En menos de un año el cinco por ciento de los diputados ha perdido el iPad que les regaló el Congreso. A otro cinco por ciento se le ha estropeado o se lo han robado. Se lo cuento a mis compañeros de faena, que sueñan con su propio iPad. Responden:
– ¡Qué hijos de puta!
– No es eso. Yo también pierdo cosas. De vez en cuando se me despista un boli
– Si se lo ataran a los huevos…
Mejor no seguir por esa vía. La ira contra la clase política es epidérmica. Basta con rozar y escuece.
En todo caso, el detallito se las trae. Alguna fuente oficial ha comentado que el porcentaje de pérdidas es “un poquito demasiado alta”.
Recuerdos. Una mañana de invierno, a las 8.30 de la mañana, en las escaleras de un edificio oficial, varias funcionarias, una vez cumplido el trámite del fichaje, dentro del plazo máximo de demora, charlan con parsimonia en el rellano de las escaleras del edificio noble. Conversaciones de palacio, como las de todos los días, sobre el tiempo, algún suceso, la última dieta descubierta a la que una de las tertulianas se ha entregado con frenesí contra su obvia obesidad, de 130 centímetros de cadera. Otra compañera interviene halagadora:
– No, Almudena; no tienes motivos para estar preocupada. Lo que pasa es que tú eres un poco más bien tirando a fuerte.
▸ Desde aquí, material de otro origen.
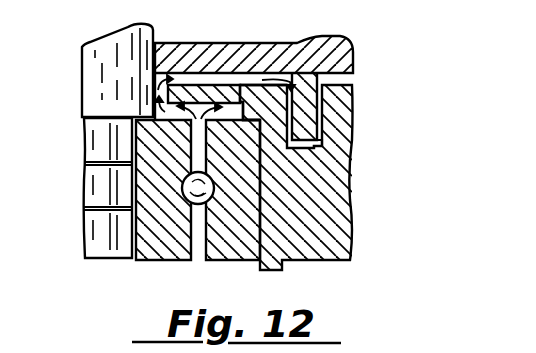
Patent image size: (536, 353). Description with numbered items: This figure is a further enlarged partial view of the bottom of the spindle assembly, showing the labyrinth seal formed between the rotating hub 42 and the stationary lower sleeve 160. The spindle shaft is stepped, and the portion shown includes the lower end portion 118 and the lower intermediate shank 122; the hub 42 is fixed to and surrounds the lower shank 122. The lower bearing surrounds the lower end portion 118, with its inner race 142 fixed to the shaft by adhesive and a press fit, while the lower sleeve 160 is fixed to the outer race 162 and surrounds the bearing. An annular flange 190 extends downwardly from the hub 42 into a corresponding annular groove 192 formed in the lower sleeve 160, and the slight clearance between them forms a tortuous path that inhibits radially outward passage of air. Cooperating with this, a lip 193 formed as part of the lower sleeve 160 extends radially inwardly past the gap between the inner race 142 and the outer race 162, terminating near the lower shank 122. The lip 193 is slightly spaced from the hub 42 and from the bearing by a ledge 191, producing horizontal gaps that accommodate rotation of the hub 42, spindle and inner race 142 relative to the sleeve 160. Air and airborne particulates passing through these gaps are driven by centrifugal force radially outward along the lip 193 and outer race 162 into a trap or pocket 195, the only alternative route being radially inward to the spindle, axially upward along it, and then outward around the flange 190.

The hub 42 is at (224, 43).
The lower end portion 118 is at (84, 182).
The lower intermediate shank 122 is at (113, 62).
The inner race 142 is at (160, 252).
The lower sleeve 160 is at (330, 218).
The outer race 162 is at (243, 252).
The annular flange 190 is at (290, 103).
The ledge 191 is at (255, 113).
The annular groove 192 is at (315, 142).
The lip 193 is at (200, 90).
The trap or pocket 195 is at (243, 105).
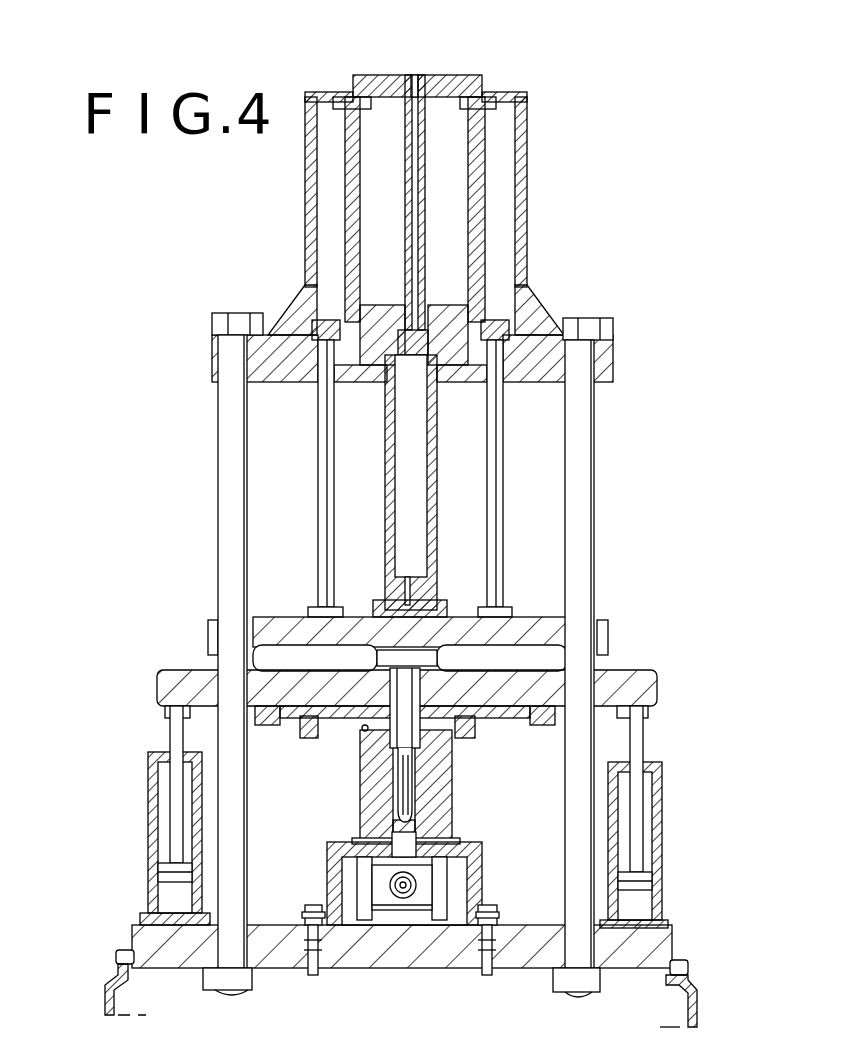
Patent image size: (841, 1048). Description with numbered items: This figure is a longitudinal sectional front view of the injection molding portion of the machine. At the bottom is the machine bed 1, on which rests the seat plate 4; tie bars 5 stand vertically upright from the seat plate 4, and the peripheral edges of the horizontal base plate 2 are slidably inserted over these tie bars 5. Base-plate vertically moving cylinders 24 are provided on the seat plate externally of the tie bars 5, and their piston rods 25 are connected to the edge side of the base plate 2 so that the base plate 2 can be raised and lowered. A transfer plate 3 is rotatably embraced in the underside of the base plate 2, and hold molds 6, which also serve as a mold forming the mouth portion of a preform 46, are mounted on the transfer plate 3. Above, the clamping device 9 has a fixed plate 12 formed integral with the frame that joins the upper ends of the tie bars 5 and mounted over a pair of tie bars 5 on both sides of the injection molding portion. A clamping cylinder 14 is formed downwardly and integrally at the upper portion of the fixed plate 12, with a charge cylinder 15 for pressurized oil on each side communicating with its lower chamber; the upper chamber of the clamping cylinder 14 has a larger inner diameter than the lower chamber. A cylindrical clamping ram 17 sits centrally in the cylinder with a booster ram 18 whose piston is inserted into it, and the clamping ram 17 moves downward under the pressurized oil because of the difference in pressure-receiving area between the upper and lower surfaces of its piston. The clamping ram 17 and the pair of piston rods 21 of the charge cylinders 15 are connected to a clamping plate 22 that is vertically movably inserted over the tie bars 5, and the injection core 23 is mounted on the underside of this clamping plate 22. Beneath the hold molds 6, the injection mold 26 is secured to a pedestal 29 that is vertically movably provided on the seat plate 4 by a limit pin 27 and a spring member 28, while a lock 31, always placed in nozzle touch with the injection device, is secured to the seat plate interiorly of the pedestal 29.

The machine bed 1 is at (113, 985).
The horizontal base plate 2 is at (640, 690).
The transfer plate 3 is at (298, 722).
The seat plate 4 is at (185, 950).
The tie bars 5 is at (218, 495).
The hold molds 6 is at (348, 740).
The clamping device 9 is at (268, 289).
The fixed plate 12 is at (292, 357).
The clamping cylinder 14 is at (455, 75).
The charge cylinder 15 is at (305, 228).
The clamping ram 17 is at (385, 533).
The booster ram 18 is at (426, 185).
The piston rods 21 is at (320, 455).
The clamping plate 22 is at (210, 630).
The injection core 23 is at (415, 780).
The base-plate vertically moving cylinder 24 is at (148, 830).
The piston rods 25 is at (172, 723).
The injection mold 26 is at (445, 810).
The limit pin 27 is at (312, 905).
The spring member 28 is at (304, 942).
The pedestal 29 is at (482, 860).
The lock 31 is at (388, 920).
The preform 46 is at (385, 800).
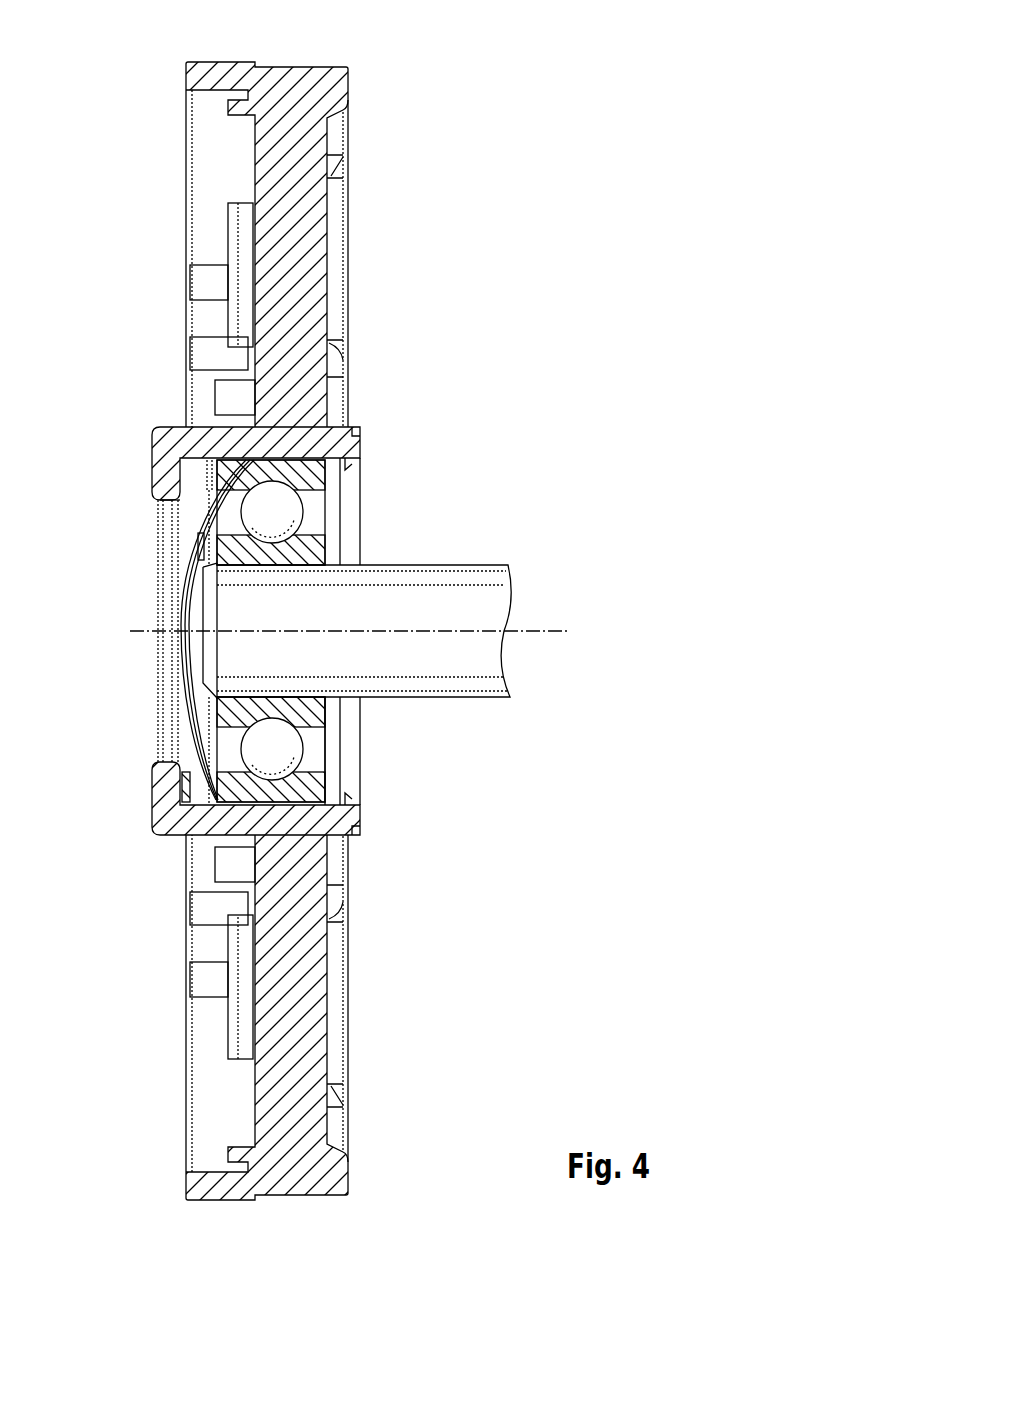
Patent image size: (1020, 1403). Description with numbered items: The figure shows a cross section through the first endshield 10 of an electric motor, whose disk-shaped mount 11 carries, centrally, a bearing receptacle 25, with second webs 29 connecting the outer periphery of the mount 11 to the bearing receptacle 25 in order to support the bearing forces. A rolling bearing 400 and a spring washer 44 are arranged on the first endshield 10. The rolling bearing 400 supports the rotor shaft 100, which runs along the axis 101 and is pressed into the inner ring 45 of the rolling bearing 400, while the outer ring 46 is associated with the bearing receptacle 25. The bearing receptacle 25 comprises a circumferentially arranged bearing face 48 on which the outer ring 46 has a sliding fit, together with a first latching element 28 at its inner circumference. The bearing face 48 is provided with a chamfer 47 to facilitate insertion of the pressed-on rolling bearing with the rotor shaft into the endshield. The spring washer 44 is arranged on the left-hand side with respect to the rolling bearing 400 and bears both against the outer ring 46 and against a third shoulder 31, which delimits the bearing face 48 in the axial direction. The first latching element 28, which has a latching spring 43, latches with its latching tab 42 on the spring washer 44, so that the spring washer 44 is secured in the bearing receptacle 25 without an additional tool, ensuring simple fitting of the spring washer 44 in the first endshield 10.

The first endshield 10 is at (511, 234).
The mount 11 is at (162, 437).
The bearing receptacle 25 is at (388, 743).
The first latching element 28 is at (193, 535).
The second webs 29 is at (335, 360).
The third shoulder 31 is at (165, 492).
The latching tab 42 is at (196, 546).
The latching spring 43 is at (200, 572).
The spring washer 44 is at (188, 620).
The inner ring 45 is at (332, 706).
The outer ring 46 is at (360, 766).
The chamfer 47 is at (360, 462).
The bearing face 48 is at (362, 431).
The rotor shaft 100 is at (473, 579).
The axis of rotation 101 is at (565, 625).
The rolling bearing 400 is at (350, 507).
Traducido al lenguaje ordinario: “como una vaca”.
Y traducido el despiste de sus distraídas señorías al lenguaje común: ¡qué hijos de puta!, porque este disparate no hay quien se lo crea y, mucho menos, quien lo explique.
– ¿Lo habrían perdido si ellos mismos se lo hubieran pagado?
– Una pregunta demasiado obvia, colega.